立ち上がり、部屋の電気を点ける。棚に飾ってある熊の人形とカバンのスマホを手に、ベッドに転がった。
菜穂は仰向けになって、人形を掲げる。その人形は恵美からもらったもので、サンタがこの世にいないことを教えてくれた人形でもある。

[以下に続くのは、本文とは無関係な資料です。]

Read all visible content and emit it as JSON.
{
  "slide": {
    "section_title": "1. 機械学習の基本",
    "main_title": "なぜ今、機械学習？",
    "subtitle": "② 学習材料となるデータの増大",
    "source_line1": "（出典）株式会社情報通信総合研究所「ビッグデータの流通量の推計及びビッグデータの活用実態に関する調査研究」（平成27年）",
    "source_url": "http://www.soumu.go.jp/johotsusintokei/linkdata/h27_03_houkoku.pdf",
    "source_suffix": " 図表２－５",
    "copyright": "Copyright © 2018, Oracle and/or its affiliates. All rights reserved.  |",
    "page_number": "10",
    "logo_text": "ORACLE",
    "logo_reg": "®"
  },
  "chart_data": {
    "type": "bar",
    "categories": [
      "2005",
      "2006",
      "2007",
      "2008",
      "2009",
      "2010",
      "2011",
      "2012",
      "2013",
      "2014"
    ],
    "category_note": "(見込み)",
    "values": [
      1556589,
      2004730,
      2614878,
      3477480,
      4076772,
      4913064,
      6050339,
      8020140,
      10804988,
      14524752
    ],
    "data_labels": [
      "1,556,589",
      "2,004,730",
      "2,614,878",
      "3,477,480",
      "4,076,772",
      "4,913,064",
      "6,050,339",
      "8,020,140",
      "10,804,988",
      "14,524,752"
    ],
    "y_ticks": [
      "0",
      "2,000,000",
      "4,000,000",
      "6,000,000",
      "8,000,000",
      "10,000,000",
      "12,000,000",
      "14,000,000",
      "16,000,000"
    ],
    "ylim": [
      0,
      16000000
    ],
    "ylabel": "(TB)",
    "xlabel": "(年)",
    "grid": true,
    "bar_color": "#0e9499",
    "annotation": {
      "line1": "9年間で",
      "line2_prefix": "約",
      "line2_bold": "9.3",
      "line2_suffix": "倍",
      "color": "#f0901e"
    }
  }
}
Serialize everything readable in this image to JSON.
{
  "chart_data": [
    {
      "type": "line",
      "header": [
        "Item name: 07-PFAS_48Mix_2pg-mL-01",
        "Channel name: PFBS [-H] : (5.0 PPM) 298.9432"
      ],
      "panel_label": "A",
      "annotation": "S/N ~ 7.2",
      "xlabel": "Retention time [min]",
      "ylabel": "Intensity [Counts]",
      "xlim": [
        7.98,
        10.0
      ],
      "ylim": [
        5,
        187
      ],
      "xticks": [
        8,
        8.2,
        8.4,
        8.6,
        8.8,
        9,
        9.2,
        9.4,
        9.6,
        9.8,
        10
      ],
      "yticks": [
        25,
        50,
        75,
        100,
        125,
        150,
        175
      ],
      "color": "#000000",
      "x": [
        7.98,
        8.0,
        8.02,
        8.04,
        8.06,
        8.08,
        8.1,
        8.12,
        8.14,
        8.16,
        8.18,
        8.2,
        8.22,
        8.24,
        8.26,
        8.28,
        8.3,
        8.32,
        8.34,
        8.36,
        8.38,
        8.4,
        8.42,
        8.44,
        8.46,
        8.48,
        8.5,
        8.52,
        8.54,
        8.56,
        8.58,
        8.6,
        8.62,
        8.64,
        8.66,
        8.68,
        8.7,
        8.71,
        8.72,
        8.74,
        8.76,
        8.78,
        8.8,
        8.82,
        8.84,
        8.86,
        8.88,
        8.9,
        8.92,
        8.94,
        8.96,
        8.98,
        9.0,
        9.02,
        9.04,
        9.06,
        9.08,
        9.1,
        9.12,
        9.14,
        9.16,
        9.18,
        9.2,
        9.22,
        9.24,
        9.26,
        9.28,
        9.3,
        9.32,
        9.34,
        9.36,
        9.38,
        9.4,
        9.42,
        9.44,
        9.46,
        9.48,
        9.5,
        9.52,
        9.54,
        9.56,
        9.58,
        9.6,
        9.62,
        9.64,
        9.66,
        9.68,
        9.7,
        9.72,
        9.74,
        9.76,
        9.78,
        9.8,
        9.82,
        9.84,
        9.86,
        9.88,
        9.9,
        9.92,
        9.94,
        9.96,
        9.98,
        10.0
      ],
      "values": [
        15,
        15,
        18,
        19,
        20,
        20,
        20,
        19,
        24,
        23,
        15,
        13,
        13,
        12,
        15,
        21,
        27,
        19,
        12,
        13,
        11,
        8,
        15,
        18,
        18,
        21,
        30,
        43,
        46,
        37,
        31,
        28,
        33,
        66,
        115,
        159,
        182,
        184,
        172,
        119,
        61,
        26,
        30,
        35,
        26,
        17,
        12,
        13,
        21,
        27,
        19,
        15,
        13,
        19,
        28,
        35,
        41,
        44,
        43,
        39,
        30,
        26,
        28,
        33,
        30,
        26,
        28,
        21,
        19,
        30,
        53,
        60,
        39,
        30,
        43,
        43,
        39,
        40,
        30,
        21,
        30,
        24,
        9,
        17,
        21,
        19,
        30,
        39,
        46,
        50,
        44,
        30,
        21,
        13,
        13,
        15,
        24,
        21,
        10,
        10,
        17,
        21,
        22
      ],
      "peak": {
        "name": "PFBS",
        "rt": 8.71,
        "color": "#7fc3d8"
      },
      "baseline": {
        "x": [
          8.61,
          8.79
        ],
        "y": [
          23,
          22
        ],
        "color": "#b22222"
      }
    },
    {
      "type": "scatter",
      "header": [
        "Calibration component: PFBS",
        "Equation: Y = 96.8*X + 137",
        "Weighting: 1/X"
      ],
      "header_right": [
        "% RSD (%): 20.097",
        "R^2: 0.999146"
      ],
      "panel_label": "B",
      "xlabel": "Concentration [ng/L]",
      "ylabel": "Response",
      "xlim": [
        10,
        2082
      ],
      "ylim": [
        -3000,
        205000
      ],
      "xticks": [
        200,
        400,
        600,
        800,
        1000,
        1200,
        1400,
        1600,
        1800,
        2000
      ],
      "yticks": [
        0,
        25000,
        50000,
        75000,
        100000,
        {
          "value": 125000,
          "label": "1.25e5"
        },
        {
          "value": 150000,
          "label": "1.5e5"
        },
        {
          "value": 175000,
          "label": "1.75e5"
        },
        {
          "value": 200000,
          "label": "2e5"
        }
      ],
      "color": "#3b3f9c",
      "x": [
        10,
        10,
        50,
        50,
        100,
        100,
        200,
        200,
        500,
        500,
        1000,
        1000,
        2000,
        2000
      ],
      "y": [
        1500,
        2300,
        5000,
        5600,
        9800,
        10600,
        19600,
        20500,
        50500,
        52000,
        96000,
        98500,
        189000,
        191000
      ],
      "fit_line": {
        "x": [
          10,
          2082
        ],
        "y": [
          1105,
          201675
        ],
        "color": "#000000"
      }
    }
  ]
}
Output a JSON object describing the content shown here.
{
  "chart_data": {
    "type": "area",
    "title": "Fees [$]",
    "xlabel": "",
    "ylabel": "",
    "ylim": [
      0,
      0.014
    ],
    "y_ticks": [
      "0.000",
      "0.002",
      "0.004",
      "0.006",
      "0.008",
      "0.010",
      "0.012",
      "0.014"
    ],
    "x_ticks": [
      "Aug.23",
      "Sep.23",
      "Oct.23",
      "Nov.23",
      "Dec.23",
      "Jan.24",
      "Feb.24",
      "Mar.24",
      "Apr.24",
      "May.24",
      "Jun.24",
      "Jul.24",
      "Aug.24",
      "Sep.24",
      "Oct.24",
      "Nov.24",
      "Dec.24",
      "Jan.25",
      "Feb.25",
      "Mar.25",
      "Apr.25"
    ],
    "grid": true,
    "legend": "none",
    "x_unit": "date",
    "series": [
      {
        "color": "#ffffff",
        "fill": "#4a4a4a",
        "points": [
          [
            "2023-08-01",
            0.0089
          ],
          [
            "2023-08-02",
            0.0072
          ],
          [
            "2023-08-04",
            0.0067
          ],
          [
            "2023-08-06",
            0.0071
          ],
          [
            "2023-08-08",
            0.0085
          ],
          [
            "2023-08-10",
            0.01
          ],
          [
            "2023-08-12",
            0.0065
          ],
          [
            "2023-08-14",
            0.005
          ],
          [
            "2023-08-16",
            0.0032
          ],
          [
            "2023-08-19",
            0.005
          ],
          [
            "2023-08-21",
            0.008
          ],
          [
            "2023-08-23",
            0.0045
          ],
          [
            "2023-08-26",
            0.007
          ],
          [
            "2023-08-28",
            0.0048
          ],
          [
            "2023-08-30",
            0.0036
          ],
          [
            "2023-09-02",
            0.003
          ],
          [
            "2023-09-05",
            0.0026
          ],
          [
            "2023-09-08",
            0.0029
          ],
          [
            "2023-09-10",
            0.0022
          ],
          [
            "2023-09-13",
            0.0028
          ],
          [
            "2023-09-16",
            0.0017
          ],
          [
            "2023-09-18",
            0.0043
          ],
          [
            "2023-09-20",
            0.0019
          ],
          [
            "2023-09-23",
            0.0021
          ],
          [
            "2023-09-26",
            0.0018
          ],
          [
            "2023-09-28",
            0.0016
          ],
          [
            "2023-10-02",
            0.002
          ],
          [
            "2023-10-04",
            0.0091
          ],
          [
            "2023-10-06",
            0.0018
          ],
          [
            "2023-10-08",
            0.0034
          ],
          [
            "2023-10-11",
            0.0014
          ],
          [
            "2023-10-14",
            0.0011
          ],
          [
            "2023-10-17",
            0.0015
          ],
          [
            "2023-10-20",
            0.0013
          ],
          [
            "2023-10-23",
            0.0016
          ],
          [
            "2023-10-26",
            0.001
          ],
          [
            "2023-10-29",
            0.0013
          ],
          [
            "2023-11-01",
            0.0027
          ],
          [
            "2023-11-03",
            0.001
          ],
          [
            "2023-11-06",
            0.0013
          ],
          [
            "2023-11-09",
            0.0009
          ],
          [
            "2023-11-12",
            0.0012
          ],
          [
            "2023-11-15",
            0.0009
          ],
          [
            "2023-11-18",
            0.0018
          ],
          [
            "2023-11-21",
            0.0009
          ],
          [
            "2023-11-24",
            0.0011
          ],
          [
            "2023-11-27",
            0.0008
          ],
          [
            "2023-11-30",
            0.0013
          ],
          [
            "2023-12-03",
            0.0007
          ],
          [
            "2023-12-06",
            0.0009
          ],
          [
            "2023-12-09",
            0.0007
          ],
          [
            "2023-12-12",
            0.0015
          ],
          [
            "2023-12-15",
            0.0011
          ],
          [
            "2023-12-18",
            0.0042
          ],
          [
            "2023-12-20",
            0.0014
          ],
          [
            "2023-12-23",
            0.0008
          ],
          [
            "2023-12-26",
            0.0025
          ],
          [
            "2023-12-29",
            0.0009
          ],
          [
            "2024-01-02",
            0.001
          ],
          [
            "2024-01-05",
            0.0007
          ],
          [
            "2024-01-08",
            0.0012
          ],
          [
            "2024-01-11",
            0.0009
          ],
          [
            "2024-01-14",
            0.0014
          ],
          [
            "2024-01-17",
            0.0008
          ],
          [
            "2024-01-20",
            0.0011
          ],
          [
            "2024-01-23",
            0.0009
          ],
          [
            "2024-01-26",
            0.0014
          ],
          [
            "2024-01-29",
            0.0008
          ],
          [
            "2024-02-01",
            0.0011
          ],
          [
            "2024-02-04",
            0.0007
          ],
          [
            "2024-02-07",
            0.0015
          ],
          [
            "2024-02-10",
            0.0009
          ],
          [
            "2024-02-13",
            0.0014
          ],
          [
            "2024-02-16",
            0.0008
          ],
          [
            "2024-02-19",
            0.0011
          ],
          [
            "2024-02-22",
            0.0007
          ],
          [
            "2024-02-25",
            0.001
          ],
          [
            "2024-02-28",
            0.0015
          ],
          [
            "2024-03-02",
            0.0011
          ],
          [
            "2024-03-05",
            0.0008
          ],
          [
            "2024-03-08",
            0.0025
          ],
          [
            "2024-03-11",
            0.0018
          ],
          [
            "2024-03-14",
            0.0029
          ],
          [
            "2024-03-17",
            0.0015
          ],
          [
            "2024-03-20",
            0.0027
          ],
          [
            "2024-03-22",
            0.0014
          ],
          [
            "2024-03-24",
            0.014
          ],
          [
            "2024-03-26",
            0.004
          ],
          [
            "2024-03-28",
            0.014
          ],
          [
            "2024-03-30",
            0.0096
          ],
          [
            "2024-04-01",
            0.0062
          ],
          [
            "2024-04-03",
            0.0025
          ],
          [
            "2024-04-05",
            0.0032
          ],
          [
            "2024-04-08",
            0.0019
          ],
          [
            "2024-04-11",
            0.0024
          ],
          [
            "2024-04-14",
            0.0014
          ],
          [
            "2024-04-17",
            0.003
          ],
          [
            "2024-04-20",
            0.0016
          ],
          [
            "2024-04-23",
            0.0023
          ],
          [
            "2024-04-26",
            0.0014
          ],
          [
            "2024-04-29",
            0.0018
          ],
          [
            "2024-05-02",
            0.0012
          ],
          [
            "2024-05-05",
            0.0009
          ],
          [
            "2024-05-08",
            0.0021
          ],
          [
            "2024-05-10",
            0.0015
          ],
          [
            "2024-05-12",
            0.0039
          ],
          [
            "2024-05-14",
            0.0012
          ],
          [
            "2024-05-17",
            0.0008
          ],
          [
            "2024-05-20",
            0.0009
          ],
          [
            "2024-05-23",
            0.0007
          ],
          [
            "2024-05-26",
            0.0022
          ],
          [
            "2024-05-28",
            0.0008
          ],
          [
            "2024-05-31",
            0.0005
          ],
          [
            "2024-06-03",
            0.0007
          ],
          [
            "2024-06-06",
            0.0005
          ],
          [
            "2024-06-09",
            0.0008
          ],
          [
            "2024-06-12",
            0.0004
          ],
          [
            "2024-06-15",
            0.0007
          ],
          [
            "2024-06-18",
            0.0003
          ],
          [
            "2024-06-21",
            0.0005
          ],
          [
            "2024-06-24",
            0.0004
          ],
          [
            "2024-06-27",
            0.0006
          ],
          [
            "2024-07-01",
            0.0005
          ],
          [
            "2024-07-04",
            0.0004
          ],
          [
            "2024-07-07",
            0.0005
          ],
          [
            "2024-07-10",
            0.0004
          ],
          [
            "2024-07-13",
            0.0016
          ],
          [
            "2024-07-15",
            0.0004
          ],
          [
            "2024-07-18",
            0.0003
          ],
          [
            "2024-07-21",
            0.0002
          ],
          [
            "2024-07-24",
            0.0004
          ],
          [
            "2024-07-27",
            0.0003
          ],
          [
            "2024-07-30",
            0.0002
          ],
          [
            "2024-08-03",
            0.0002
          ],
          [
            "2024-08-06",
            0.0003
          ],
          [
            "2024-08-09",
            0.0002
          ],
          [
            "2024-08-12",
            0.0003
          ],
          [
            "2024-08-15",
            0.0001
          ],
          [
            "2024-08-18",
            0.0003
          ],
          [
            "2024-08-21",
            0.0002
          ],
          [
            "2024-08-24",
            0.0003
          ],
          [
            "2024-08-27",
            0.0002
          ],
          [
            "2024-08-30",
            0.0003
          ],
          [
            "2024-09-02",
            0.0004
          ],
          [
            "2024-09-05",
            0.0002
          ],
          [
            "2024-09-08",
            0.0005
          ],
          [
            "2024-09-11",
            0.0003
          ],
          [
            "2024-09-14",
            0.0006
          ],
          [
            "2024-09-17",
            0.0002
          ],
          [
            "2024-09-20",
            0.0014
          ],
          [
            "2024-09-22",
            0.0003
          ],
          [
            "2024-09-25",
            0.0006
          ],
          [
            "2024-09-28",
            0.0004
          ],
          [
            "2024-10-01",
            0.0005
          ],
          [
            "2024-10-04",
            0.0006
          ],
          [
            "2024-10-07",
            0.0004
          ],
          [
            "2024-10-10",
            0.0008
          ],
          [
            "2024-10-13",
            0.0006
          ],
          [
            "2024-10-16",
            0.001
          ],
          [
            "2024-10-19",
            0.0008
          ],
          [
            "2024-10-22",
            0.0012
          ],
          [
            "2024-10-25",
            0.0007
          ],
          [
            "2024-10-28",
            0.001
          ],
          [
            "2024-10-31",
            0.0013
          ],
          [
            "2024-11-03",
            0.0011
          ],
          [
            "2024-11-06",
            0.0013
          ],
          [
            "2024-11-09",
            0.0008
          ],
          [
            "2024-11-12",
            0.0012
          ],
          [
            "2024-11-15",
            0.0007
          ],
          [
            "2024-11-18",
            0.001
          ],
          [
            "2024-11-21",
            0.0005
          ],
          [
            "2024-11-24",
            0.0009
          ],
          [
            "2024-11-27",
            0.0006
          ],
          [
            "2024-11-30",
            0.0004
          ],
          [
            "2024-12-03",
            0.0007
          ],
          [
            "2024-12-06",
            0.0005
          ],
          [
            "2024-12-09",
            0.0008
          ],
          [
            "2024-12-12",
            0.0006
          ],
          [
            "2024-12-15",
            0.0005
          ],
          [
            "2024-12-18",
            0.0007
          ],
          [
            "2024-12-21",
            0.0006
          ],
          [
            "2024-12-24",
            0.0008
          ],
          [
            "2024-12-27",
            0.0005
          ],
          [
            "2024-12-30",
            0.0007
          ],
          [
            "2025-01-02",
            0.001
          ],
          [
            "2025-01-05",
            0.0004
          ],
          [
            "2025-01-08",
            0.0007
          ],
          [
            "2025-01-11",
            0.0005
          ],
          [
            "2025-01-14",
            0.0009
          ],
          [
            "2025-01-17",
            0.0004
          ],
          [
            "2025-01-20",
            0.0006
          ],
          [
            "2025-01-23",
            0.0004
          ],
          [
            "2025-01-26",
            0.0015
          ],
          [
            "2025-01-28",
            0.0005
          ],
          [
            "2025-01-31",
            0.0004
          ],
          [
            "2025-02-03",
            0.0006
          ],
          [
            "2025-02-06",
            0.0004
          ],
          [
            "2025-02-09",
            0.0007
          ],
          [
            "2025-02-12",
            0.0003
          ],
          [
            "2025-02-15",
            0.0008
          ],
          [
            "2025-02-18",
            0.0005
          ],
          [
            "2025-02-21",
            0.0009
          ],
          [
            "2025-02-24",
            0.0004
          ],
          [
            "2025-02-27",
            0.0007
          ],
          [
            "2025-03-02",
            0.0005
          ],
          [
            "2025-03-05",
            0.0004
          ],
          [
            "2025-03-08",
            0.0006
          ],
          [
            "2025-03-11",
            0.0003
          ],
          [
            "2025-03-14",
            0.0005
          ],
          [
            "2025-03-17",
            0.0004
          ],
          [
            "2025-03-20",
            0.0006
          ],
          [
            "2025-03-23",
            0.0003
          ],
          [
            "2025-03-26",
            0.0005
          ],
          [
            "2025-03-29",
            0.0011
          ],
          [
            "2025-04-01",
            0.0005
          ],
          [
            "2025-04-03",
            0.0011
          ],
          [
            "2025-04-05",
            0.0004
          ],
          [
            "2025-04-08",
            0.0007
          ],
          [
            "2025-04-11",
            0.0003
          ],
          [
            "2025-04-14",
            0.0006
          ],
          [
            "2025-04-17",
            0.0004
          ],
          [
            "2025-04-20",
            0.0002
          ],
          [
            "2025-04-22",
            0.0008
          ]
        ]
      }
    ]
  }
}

この人形をもらったとき、恵美とこんなやりとりがあった。
「部屋を掃除していたら、この人形がでてきたから、菜穂にあげる」
「わぁ、いいの。ありがとう! この人形、どうしたの?」
「あいつからもらったの。クリスマスプレゼントだって」
「あいつ? もしかして、サンタさん!」
「は? サンタさんなんているわけないでしょ。あいつって、パパのことよ」
それ以降菜穂は、現実を見ようと思った際、この人形を介し、自分と対話するのだった。
菜穂は人形を左右にゆらす。喋っているかのように。
「菜穂ちゃん、菜穂ちゃん。この世に自分のことを理解してくれる素敵な父親なんていないんだぞ」
「うーん。やっぱりそうなのかな。入学式のときは期待したんだけど」
「ただの気まぐれさ! ただの気まぐれに喜ぶなんて、菜穂ちゃんもまだまだ子供だなぁ」
「うん。そうだね。やっぱりパパには期待しない方がいいのかもね」
「そうだよ。あとね、菜穂ちゃん、菜穂ちゃん。菜穂ちゃんは悪くないよ。菜穂ちゃんを勘違いさせるようなこと言ったあの真治ってやつが悪いんだよ」
「うん。そうだね。あんな状況で、あんなこと言われたら、誰だって勘違いしちゃうよね」
「そうだよ! だから、気にしないで!」
「わかったよ、ありがとう、クマ吉!」
菜穂はクマ吉を枕の隣に置き、腹這いになって、スマホを起動した。確かに父親からの電話が何件かある。それに弥恵たちからもメッセージが。しかし菜穂はそれらを後回しにして、アルバムを開き、写真を探した。
「あった」
菜穂が見たかった写真は入学式のときに撮った写真だ。微笑む父親がいて、不機嫌な恵美がいる。そして、その間には満面の笑みの自分がいる。この写真を見る度に、口元がゆるむ。この時間がずっと続けばいいのに、と思う。
「でも、世の中そんなに甘くないんだよね」
菜穂は寂しげな顔で戻るボタンを押し、次の写真を探す。
次の写真は真治だった。一緒にアイスを食べに行ったときの、間抜け面でアイスを食べる真治。でも、ちょっぴり可愛かったりする。
菜穂はじっと真治の顔を見つめる。
「朝のお前は、最高にカッコ良かったのにな。王子様が現れたと本気で思ったのに」
つんつん、と爪先で真治の顔を突く。そうしているうちに、無性に腹が立ってきて、菜穂はお絵かき機能で落書きする。真治の顔にいっぱい線を描き、『バカ』と矢印で示す。描いているうちに楽しくなって、真治に見せてやろうと思い、写真を保存する。
メッセージアプリを開き、写真を選択する。あとは、『送信ボタン』を押すだけだ。菜穂は送信ボタンに指を伸ばすが、あと数ミリというところで指が止まってしまう。あと数ミリ動かせば写真が送れるのに、菜穂の指はホームボタンを選択し、菜穂は枕に顔を埋めるのだった。